Little by little you start improving. You go to the water with the board. The first time you know the theory on how to start, but as you give it a try you totally crash. At least, the kite is still in the air, and now you know how to steer it in order to move in the water back to your board. You don’t feel anymore as if you would have been close to dying, as you are becoming a master in crashing!

You manage to ride your first 15 meters and come out of the water with a huge smile. The next time you ride 50 meters and get totally scared by how the speed quickly picked up before you crashed. Happy and scary. Scary and happy. You keep moving along this trial and error learning process imprinted by strong feelings.

Then, one day the magic happen. You are riding on the water pulled by the wind blowing in your kite. You don’t have to watch up to see where the kite is, as you feel it through the tension on the steering bar. You don’t get mashed-up by a wind gust as you edge with your board and play with your speed. You are coordinated, you are just in the moment, in the flow, planning on the water.

You are one with the wind and the water. You don’t fight them anymore, but dance with them. Suddenly you are one with the elements. And at the same time you are a spectator witnessing the beauty of the sea and the sky meeting at the horizon. You feel in harmony with the planet. You don’t think, you just are in that unique moment.
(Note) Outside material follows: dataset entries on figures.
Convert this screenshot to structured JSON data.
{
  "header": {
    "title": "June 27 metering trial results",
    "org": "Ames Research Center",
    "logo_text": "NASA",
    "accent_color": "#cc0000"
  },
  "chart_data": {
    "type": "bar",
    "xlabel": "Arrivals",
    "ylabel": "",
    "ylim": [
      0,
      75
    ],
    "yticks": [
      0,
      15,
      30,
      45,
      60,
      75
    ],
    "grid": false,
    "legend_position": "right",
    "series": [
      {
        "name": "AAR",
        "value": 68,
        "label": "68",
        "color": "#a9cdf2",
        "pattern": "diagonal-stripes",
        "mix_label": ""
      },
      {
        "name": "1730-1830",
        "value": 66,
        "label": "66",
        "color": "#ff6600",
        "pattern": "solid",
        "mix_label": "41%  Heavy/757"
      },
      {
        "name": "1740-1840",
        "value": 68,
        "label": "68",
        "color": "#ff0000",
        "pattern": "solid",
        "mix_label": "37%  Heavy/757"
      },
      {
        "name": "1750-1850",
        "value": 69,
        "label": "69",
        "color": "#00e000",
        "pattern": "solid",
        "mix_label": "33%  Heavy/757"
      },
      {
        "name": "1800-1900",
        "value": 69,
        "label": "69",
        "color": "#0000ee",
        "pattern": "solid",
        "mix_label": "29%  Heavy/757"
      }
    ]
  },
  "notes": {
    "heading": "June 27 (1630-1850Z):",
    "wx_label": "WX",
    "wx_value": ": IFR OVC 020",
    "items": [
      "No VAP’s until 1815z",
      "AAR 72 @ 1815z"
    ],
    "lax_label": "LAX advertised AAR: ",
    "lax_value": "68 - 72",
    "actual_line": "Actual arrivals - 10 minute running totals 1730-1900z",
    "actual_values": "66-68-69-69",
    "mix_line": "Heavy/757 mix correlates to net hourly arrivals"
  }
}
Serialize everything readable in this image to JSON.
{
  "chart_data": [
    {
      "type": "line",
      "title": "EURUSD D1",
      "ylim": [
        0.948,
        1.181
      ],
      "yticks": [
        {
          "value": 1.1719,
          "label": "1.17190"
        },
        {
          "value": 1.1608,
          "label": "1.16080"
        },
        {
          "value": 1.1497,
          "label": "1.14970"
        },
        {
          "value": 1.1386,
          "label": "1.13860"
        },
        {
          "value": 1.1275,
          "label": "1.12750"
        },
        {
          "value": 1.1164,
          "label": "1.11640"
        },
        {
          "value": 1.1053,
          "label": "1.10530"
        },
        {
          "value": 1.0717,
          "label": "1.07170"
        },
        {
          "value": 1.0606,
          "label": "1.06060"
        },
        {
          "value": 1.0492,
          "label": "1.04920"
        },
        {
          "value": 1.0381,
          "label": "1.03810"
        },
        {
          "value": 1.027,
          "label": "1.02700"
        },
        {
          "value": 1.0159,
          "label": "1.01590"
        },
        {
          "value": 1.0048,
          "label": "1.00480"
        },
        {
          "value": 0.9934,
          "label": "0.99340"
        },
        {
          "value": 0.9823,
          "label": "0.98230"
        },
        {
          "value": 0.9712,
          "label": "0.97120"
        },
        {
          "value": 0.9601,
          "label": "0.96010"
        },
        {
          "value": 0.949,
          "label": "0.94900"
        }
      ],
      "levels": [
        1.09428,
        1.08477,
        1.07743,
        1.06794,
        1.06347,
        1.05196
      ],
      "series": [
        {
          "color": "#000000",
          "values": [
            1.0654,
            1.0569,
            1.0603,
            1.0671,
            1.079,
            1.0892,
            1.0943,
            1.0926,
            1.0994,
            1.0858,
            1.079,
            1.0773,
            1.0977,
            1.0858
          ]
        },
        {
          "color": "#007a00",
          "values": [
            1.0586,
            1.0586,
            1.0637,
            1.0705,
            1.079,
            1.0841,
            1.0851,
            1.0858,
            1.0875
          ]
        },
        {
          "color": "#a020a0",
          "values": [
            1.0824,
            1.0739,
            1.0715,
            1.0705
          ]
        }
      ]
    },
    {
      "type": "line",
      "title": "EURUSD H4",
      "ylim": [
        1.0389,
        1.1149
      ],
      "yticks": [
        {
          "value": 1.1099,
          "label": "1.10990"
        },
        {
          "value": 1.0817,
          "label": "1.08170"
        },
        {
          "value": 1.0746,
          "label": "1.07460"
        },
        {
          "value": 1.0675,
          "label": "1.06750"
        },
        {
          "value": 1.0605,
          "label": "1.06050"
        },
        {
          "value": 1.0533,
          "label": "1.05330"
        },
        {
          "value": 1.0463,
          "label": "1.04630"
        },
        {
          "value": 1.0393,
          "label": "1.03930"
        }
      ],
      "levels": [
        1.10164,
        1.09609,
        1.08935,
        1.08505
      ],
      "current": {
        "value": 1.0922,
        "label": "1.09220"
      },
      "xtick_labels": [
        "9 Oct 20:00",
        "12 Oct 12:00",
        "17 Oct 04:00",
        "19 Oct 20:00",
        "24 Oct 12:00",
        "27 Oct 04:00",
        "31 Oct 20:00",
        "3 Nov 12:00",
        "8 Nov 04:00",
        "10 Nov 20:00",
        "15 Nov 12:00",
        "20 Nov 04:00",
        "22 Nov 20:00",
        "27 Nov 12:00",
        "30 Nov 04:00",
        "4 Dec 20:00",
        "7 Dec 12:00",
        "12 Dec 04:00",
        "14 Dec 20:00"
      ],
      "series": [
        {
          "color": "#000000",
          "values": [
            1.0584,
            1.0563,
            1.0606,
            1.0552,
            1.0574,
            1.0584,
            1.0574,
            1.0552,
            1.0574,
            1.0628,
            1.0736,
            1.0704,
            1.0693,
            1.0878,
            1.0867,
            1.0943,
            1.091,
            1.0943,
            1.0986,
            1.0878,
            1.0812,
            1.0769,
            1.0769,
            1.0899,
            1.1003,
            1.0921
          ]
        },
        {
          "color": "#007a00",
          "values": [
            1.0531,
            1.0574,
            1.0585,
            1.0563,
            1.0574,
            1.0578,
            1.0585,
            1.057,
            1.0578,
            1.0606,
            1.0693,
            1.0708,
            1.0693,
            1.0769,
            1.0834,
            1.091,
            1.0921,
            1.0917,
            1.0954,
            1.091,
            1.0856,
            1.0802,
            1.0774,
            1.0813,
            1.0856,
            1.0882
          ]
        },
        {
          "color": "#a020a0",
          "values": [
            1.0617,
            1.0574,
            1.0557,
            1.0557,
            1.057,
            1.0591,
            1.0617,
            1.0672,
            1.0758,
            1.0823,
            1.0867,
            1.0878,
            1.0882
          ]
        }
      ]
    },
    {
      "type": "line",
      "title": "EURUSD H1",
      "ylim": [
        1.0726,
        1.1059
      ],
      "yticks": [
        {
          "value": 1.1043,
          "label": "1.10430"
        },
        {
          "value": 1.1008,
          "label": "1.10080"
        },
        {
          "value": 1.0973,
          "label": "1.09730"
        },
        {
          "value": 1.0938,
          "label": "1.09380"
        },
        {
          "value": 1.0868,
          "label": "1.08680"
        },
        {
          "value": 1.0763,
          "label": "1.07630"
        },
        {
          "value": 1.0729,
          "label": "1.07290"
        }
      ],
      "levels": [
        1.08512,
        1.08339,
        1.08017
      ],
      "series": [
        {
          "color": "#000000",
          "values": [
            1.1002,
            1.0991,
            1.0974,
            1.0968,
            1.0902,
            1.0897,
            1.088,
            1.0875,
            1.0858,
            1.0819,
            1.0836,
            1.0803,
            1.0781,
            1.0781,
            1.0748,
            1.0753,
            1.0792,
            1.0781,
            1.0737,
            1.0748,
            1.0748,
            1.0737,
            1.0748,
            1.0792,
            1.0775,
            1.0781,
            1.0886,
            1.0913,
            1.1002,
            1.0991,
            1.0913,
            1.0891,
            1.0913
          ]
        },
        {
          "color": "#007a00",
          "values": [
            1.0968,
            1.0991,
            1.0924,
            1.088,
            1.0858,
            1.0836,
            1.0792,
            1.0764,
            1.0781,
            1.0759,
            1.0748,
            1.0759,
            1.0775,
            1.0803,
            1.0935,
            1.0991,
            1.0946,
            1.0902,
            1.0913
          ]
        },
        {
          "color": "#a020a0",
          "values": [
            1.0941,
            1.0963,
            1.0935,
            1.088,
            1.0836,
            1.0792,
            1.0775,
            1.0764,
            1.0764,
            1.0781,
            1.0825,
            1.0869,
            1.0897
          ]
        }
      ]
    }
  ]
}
You feel completely free.

You come out of the water and a big smile is just stamped on your face. You don’t smile at someone, it’s just a big smile rising from inside, rising from your interior happiness, from your feeling of being alive, in harmony with the elements. But as you turn your head around, you see that you are not the only one blessed by that magic feeling. You see the other kiters on the beach, just coming out of the water, like you with a big smile stamped on their face, like you still enchanted by their own magic moment.

While learning to kitesurf you have to face many fears. You learn to overcome them and transform them in confidence, in acceptance. You realize they are just part of you. Even if you keep improving, there are always new fears appearing as soon as you try out something new. It never ends. So meeting a shark while kitesurfing in Cape Town is possible, but compared to the gains you get out of practicing kiteboarding and the frequency kiters meet (and get bitten by) sharks it is a risk totally worth taking. You face your fears and get lost in the sense of freedom gained while kiting.